View Single Post
Old 11-26-2010, 02:58 PM   #7
janvanmaar
Addict
janvanmaar has a complete set of Star Wars action figures.janvanmaar has a complete set of Star Wars action figures.janvanmaar has a complete set of Star Wars action figures.janvanmaar has a complete set of Star Wars action figures.janvanmaar has a complete set of Star Wars action figures.
 
Posts: 219
Karma: 404
Join Date: Nov 2010
Device: Kindle 3G, Samsung SIII
Quote:
Originally Posted by tram View Post
I'm converting a few books to go on my kindle, and I'm trying to get the chapters set up the way I want. One thing I'm noticing is that Calibre seems to use a slightly different flavor of xpath than what I'm used to. Where I would write
Code:
//p[matches(., '^[A-Z ]+$')]
, Calibre seems to respond to things in the form
Code:
//h:p[re:test(., '[A-Z]+')]
Yes, I was also surprised by the XPath syntax. I believe it is Calibre specific thing, Kovid may correct me if I am wrong. But it was very simple to get used to it.

Quote:
Originally Posted by tram View Post
re:test seems to behave differently than matches. Is there any documentation on re:test, or anything anyone can tell me that might enhance my googling abilities?

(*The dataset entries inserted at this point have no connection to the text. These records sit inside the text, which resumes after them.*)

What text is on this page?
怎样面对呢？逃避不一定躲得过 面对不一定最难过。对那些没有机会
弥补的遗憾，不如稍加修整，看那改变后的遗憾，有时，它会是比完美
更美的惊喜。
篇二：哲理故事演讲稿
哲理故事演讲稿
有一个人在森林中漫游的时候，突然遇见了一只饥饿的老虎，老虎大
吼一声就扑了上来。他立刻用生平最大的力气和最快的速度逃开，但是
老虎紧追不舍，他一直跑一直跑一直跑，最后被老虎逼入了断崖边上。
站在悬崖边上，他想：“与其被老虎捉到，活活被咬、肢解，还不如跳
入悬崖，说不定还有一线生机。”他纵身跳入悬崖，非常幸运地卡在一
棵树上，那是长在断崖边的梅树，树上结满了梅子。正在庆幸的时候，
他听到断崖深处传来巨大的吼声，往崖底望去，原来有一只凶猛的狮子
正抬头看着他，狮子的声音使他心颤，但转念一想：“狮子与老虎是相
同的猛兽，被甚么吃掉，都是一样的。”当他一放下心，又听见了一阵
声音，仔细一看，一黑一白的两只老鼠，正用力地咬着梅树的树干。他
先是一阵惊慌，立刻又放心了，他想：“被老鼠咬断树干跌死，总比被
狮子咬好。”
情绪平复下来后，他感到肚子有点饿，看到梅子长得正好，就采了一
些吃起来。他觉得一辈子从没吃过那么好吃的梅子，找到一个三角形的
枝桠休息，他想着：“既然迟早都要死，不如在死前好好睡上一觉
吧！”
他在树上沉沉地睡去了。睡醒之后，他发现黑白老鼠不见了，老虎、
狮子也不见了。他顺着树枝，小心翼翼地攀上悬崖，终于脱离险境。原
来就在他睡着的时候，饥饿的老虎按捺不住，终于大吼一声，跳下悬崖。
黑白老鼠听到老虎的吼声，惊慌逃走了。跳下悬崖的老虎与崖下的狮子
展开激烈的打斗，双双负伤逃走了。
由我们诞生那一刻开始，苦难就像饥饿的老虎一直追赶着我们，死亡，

The regular espression I'm trying to use that works with matches but not with re:test follows:

Code:
/h:p[re:test(., '^[A-Z]+ [A-Z ]+$')]
This should work fine (with two slashes at the beginning of course). I am using regexps like this regularly in Calibre. Are you sure the text is in the p tag and not for instance wrapped in div or some other tag or is not divided between more tags AFTER calibre html processing? You can find out by checking the debug option and looking to the chosen debug directory with HTML file Calibre is really processing.